The Airbender Manifesto

Safely deploy your GenAI application layer in a performant and scalable manner.

April 21, 2025

Tldr; “innovation in the application layer”

Airbender is based on the following 12 principles:

There are no longer any frontier models, but rather 10+ tier 1 foundation models (OpenAI, Anthropic, Gemini, Cohere, Mistral, LLaMA, Grok, DeepSeek, Tülu3(AI2), Ernie(Baidu)) and many more tier 2 foundation models (Qwen, Yi, Phi(Microsoft), Nemotron(Nvidia), Nous(Databricks), GLM-4, InternLM2, OpenChat, Gemma, Mixtral, etc.).
The “AI-Wrapper Application" IS THE MOAT, not the risk. It’s the models that don’t have a moat. Companies that were paralyzed by the vague promises of the model vendors and warned to not risk building AI-wrapper applications are now behind. Companies betting on AI tacked on to SaaS are now behind. Companies that outsourced all IT to SaaS applications and forgot how to build are now behind.
Tool-use is largely application progress, not model progress. **Tool use is amazing ** but largely is success in the application layer behind the MCP protocol, even as models are trained on tool use and get better at it.
Reinforcement learning and small open models perform better in real operations than large models. And will for long time (years) due to the tacit knowledge gap (written language transmits approximately 10% of our knowledge). This means smaller context with specialized models will likely have better predictive outcomes (which are different than benchmark outcomes).
An agent is simply a unit of GenAI compute. In today’s GenAI world: LLM + instruction/prompts + memory (short and long-term) + tool use (including RAG). Autonomous vs. non-autonomous should be an adjective, not an inherent property of the word agent.
Scaling reasoning is increasing hallucinations, not decreasing them. This is makes sense since chains of thoughts without a world model would compound hallucinations. See point 4.
Measured AI progress has been in 1) fixed answers (math) and 2) general accuracy (accepting of many equivalent answers- e.g. an essay or blog post on a topic). Unfortunately, real-world AI operations is based on 3) predictive accuracy in qualitative domains is the most important measure for agentic operations (so we can reduce the cost and time for decision making). This explains the lack of real-world applications- we have to build around the inherent limitations of LLMs, not wait for the speculative promises of large platform vendors.
As a result, **autonomous agent strategies will mostly fail **due to the wrong focus (autonomous) and the wrong effort (low code, no code). The silver lining? Agentic smart experiences are much cheaper to build than traditional software- once you realize how the need and the approach.
Autonomous low-code agents are mostly wishful thinking from vendors that can sell platforms but don’t have services organizations with scaled innovation, experience, and workflow practices. The key insight is that they don't have a choice but to take that approach since they are attempting to win markets via capital expenditure rather than innovation. Early markets demand building, we have never seen great innovation from large companies- why is AI so different?
Assuming a 30% inherent noise factor in human systems (related to the tacit knowledge gap) we are integrating AI into, and we can expect a base 10-30% error rate inherent in our agentic systems. Put another way, if physics can’t solve the three-body Problem, how do we solve the organizational n-body problem of siloed workflows and incentives?
Agentic operations built around the application layer offer a 2-3x near-term productivity lift for key workflows that companies invest the reengineering and iteration against. 10X with tuning and transformation.
The cost and capacity of for deploying AI at scale will drive the ecosystem. The overfunded model startups will be be the mainframes of yesteryear as agile and locally optimized AI innovation is deployed years ahead of speculative data-center build outs.

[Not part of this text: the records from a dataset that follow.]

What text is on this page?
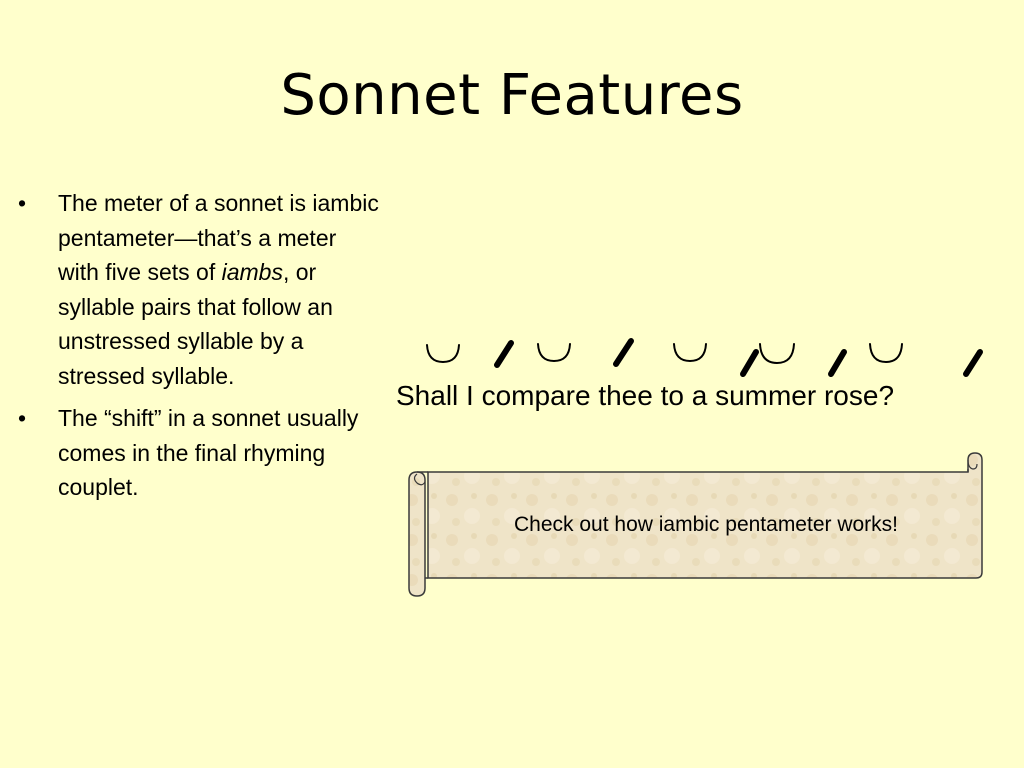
Sonnet Features
•	The meter of a sonnet is iambic pentameter—that’s a meter with five sets of iambs, or syllable pairs that follow an unstressed syllable by a stressed syllable.
•	The “shift” in a sonnet usually comes in the final rhyming couplet.
Shall I compare thee to a summer rose?
Check out how iambic pentameter works!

So what is the 2025 plan? Build and deploy the agentic application layer, and scale on that foundation.

Unfortunately, this requires fixing all of your front-end workflow challenges of the last 10 years. Your most important AI vendor? My pick is Vercel and the AI-enabled frontend cloud.

A digital experience platform (DXP) built on leading edge frontend cloud services and managed with airbender.io is the key rapidly building your AI application layer and achieving AI iteration velocity in production- the only metric you should be measuring in 2025.